At that time, the critical problem in Madrid was a lack of food. The possibility of evacuating Madrid was being considered, but Jacobsen was not sure if that would be possible. Conditions in Madrid continued to be very serious and in August 1938, after the other members of the third convoy had returned to Scotland in July, Jacobsen, who had remained behind, appealed for contributions in The Guardian, saying of the people there that "Weakened as they are by malnutrition, not to say starvation, without fuel, without the necessaries of life, the coming of winter is to many of them a sentence of death." The appeal was successful and Jacobsen was able to open two porridge canteens in January 1939 to provide food to the starving of Madrid. Jacobsen and her ambulance unit were visited by Joseph P. Kennedy Jr., whose father was then ambassador of the United States to the UK, in February.
She continued to run the two canteens throughout the war but after the victory of Francisco Franco in April 1939 one of these was taken by the Falangist relief organisation Auxilio Social, to her fury. Her work continued beyond the end of the war, and she returned to Scotland in August 1939.

== Political views ==
Jacobsen was an active member of the Liberal Party and supported the Spanish Government. She was insistent that the work of the ambulance unit should be humanitarian, not political, and should help anyone who needed it, regardless of allegiance, but her approach caused opposition from some Communists and led to allegations from them that she was a Fascist sympathiser. It may be that she did use SAU vehicles to smuggle some Fascist supporters out of Madrid, and perceptions were not helped by the fact that Macauley Stevenson, the founder of the SAU, accepted the cross of the Order of the German Eagle, first class, awarded to him by Adolf Hitler in 1937 for work years earlier setting up student exchange programs between Scotland and Germany. In her Guardian appeal of 1938 the work of the SAU is described as being "to relieve the suffering and wounded, those who are fighting, those who, though not fighting are bombed all the same, those who are merely destitute and wretched through the war."

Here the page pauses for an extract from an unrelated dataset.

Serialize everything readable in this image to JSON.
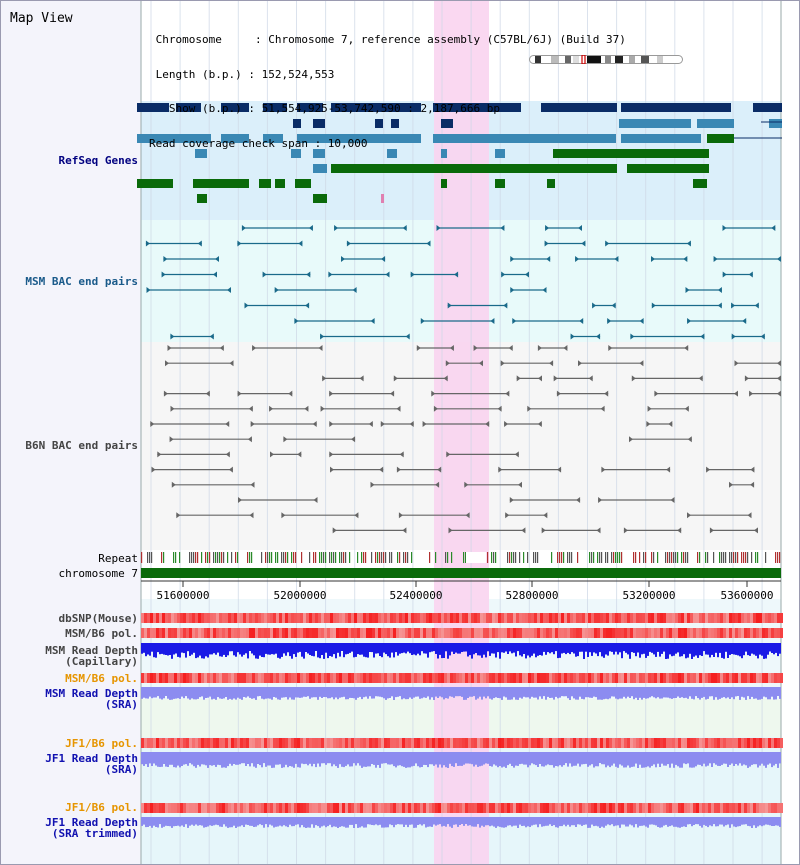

== Personal description ==
Sir H. V. Tewson, then Vice-Chairman of the Basque Children's Committee and later General Secretary of the Trades Union Congress, wrote in a memorandum of an interview with Jacobsen that she "struck me as being a shrewd and capable person, exceedingly enthusiastic in her work." Priscilla Scott-Ellis (daughter of Thomas Scott-Ellis, 8th Baron Howard de Walden and later wife of José Luis de Vilallonga) wrote in her diary that Jacobsen was "An incredible woman, small and square, with a huge bottom. She always dresses in a kilt, thick woollen stockings, brogues, a khaki jacket of military cut with thistles all over it, huge leather gauntlet gloves, a cape also with thistles, and, the crowning glory, a little black Scottish hat edged with tartan and with a large silver badge on it." An anonymous letter from "A Spaniard" in The Guardian, December 1938, noted that Jacobsen's Glengarry cap had become well-known and that her kilt was of Clan MacAulay tartan in honour of Sir Daniel Macaulay Stevenson.

== Recognition ==
Jacobsen was made an OBE in the May 1937 Coronation Honours for her continuing work with the Scottish Ambulance Service in Spain. She received gifts from many people in Spain and one of these, a tortoiseshell and paper hand fan, is displayed at the Kelvingrove Art Gallery and Museum in Glasgow. In 1961, Jacobsen ceremonially opened the University of Glasgow Stevenson Physical Education Building in 1961, which was named in honour of Sir Daniel Macaulay Stevenson.